We hope you haven't had enough of our disingenuous assertions. If you have, please don't hit us.

Thursday, May 13, 2010

DVD Subtitles


This is just a short blog, but I wanted to gloat!

I'm watching the film 'October Sky' (an anagram of 'Rocket Boys', the original title - neat!) and by the way this movie is fantastic. I'm really loving it - it's a rare thing to see an inspiring feel-good story that genuinely inspires you and makes you feel good. (I have a few complaints about its depiction of trade unions, and I just spotted a single 'aggressive negotiation' but...)

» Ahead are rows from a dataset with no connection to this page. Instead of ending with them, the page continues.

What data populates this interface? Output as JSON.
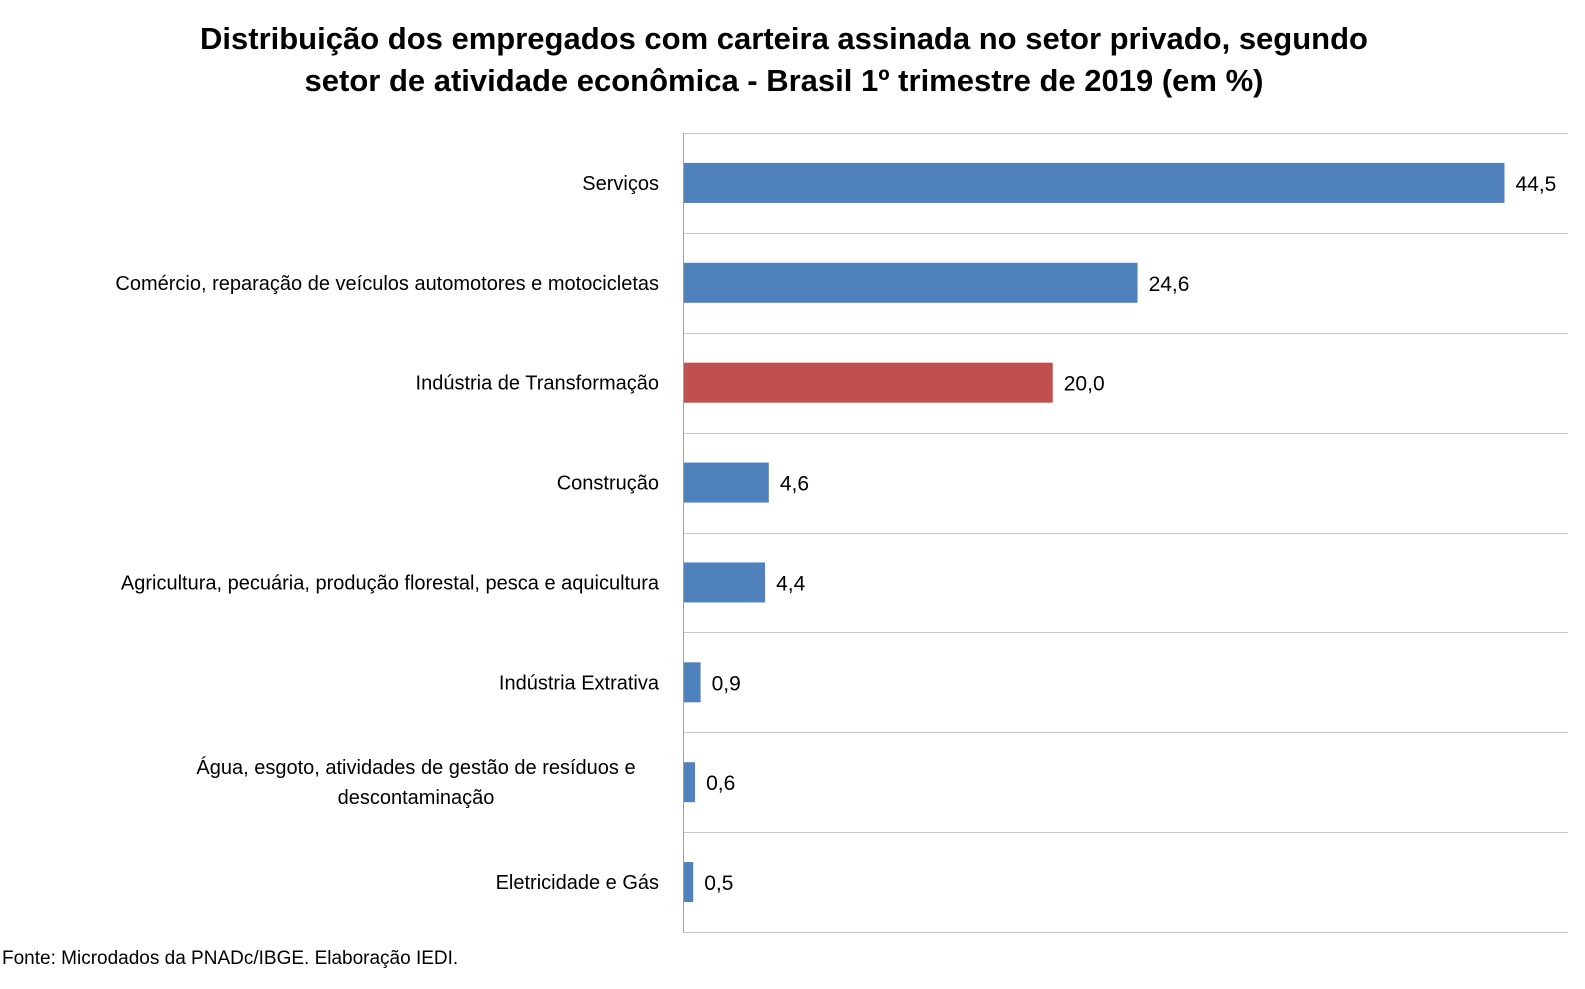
{
  "chart_data": {
    "type": "bar",
    "orientation": "horizontal",
    "title_lines": [
      "Distribuição dos empregados com carteira assinada no setor privado, segundo",
      "setor de atividade econômica - Brasil 1º trimestre de 2019 (em %)"
    ],
    "categories": [
      [
        "Serviços"
      ],
      [
        "Comércio, reparação de veículos automotores e motocicletas"
      ],
      [
        "Indústria de Transformação"
      ],
      [
        "Construção"
      ],
      [
        "Agricultura, pecuária, produção florestal, pesca e aquicultura"
      ],
      [
        "Indústria Extrativa"
      ],
      [
        "Água, esgoto, atividades de gestão de resíduos e",
        "descontaminação"
      ],
      [
        "Eletricidade e Gás"
      ]
    ],
    "values": [
      44.5,
      24.6,
      20.0,
      4.6,
      4.4,
      0.9,
      0.6,
      0.5
    ],
    "value_labels": [
      "44,5",
      "24,6",
      "20,0",
      "4,6",
      "4,4",
      "0,9",
      "0,6",
      "0,5"
    ],
    "highlight_index": 2,
    "colors": {
      "default": "#4f81bd",
      "highlight": "#c0504d",
      "gridline": "#c8c8c8",
      "axis": "#a0a0a0"
    },
    "xlim": [
      0,
      48
    ],
    "grid": true,
    "legend": "none"
  },
  "source": "Fonte: Microdados da PNADc/IBGE. Elaboração IEDI."
}
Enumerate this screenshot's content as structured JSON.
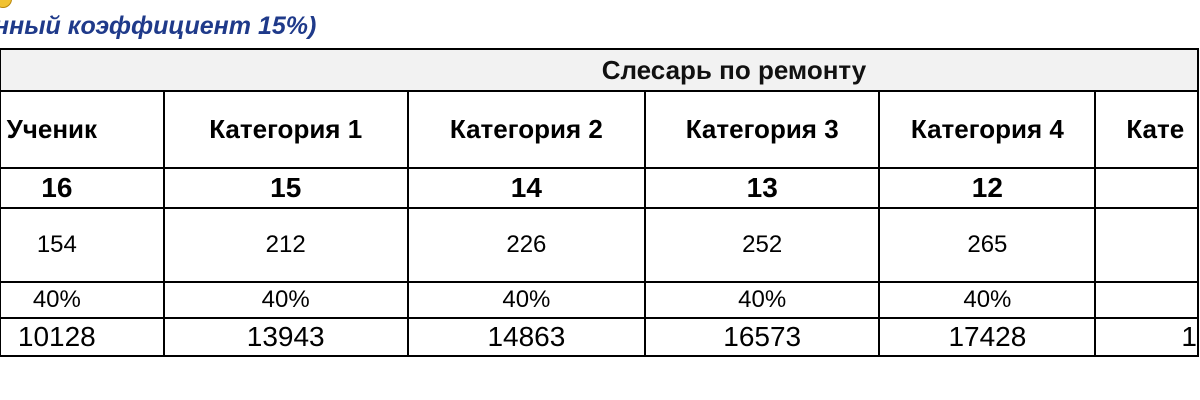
{
  "header": {
    "subtitle": "нный коэффициент 15%)"
  },
  "table": {
    "group_title": "Слесарь по ремонту",
    "columns": [
      {
        "category": "Ученик",
        "code": "16",
        "value": "154",
        "percent": "40%",
        "salary": "10128"
      },
      {
        "category": "Категория 1",
        "code": "15",
        "value": "212",
        "percent": "40%",
        "salary": "13943"
      },
      {
        "category": "Категория 2",
        "code": "14",
        "value": "226",
        "percent": "40%",
        "salary": "14863"
      },
      {
        "category": "Категория 3",
        "code": "13",
        "value": "252",
        "percent": "40%",
        "salary": "16573"
      },
      {
        "category": "Категория 4",
        "code": "12",
        "value": "265",
        "percent": "40%",
        "salary": "17428"
      },
      {
        "category": "Кате",
        "code": "",
        "value": "",
        "percent": "",
        "salary": "1"
      }
    ]
  }
}
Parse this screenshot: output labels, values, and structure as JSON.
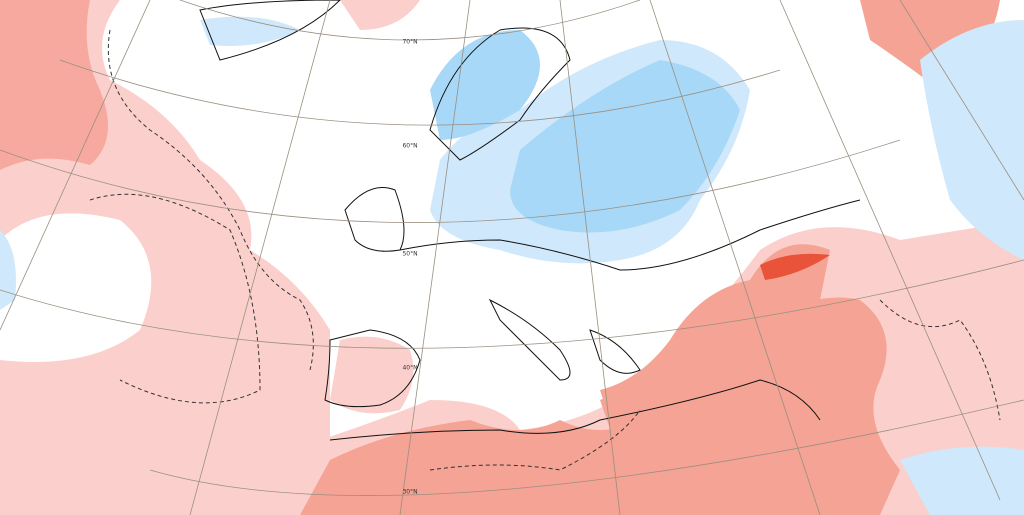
{
  "map": {
    "latitude_labels": [
      "70°N",
      "60°N",
      "50°N",
      "40°N",
      "30°N"
    ]
  }
}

I like to watch films with the subtitles on (I'm not hard of hearing, I mean I like them anyway). I suppose it's a wierd habit, but I have lots of them. I like to read along so I can pay closer attention to the dialogue and picture the script... I dunno. But sometimes you notice oddities in the subtitles. Always there are lots of occasions where the subtitle-writer has shortened lines to make them quicker, and often random changes will be made. It must be a wierd job (I would LOVE to be a subtitle guy.) I used to have this amazing copy of 'First Blood' where almost every line in the movie was completely different to what was written down. The subtitles told an alternative, wildly stupid version of the story, and removed every single swear for some reason. Oh, and they even changed the title line! 'BUT THEY SHOT FIRST!!!'

And I'm loving the subtitles on my copy of 'October Sky'. They're very good, aside from occasionally shortening. But!
This film is set somewhere in the southern United States, but on my version the subtitles have been translated into British English. 'Math' is always pedantically changed to 'maths'... and this is the best part: 'ass' is changed to 'arse', every time! 'Imm'a kick your arse, boy!'

We need this on the DVD of every American film!

-

Makes me damn proud. We may have bad teeth, we may all be football hooligans. We may now be governed by a strange coalition of the party who closed the mines and the party who nobody voted for.

But damnit.

We will correct your spellings with our last breath.